In their report, C4ADS notes the “exposure” to the mines in question is reported to U.S. regulators by the companies using “standardized language” that denotes the mere possibility of gold being sourced from them, and does not necessarily mean the gold was in fact used.
“However, the risk of exposure to [Xinjiang] gold for any company sourcing from China is obvious,” it says. “There is a moral, legal, and regulatory need for companies to conduct better due diligence to ensure they are not buying [Xinjiang] gold or other minerals.”
It’s also not only supply chains where gold mined by Uyghur slaves may have been financially supported by American consumers.
C4ADS also notes that while goods produced in Xinjiang are explicitly prohibited from entering the United States, “investment in companies registered in or manufacturing in the Uyghur region is not.”
That means many U.S. financial institutions offering index funds that target emerging markets, or even the Chinese market specifically, have included the stocks of gold companies operating in Xinjiang.
“Many Chinese mining companies with mines in [Xinjiang] are publicly traded,” it says, and investors “may be unwittingly putting their money into companies complicit in the repression and exploitation of the Uyghur region through investment products like index funds.”

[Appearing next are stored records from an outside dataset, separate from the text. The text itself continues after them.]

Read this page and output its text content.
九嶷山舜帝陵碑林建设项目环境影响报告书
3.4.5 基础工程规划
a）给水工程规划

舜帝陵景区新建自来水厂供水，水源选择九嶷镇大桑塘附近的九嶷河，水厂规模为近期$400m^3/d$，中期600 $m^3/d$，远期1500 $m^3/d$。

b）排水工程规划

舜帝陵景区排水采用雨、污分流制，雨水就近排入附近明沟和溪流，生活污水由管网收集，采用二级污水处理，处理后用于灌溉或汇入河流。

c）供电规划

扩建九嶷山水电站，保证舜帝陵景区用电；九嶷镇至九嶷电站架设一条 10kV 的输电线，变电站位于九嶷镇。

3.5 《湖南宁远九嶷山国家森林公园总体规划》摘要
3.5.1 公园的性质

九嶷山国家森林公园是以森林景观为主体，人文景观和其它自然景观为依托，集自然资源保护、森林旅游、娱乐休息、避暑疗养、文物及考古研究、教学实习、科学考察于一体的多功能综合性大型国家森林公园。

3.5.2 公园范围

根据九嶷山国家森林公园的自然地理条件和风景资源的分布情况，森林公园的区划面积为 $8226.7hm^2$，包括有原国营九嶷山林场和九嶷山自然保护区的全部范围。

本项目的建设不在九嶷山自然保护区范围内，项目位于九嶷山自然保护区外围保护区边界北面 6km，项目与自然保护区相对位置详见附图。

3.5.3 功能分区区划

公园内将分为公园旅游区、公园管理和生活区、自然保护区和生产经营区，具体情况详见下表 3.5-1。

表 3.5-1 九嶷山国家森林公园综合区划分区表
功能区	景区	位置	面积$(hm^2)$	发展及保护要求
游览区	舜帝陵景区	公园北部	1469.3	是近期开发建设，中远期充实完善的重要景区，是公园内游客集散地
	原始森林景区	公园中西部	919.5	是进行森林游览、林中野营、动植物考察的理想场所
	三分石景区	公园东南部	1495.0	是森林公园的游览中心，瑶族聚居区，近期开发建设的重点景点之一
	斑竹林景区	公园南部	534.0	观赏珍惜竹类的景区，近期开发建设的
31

Zijin Mining, Shandong Gold and Zhaojin Mining, the report says, “have all been included in various investment funds offered by Vanguard, Fidelity, Blackstone, WisdomTree, USAA, JPMorgan Chase, and many others,” as well as in basic retirement funds.
Call for boycott
Ilshat Hassan Kokbore, the vice president of the executive committee of the World Uyghur Congress, told RFA that Uyghurs had for decades been forced to do dangerous mining work for China, beginning with the mining of uranium he said had given many of the victims cancer.
“The U.S. government has sanctioned many Chinese companies implicated with Uyghur forced labor, but not many mining companies are among those sanctioned,” Kokbore said, adding many Uyghurs are now forced to mine lithium used for batteries in high-end technology.
He called for regulatory intervention but also for brands to voluntarily increase due diligence to avoid buying Uyghur-mined minerals, which he said would reduce the profitability of Uyghur slave labor.
“If American corporations like Apple and Tesla also boycott these products made by Uyghur forced labor, it will have a huge impact on China to stop the atrocities against Uyghurs,” he said.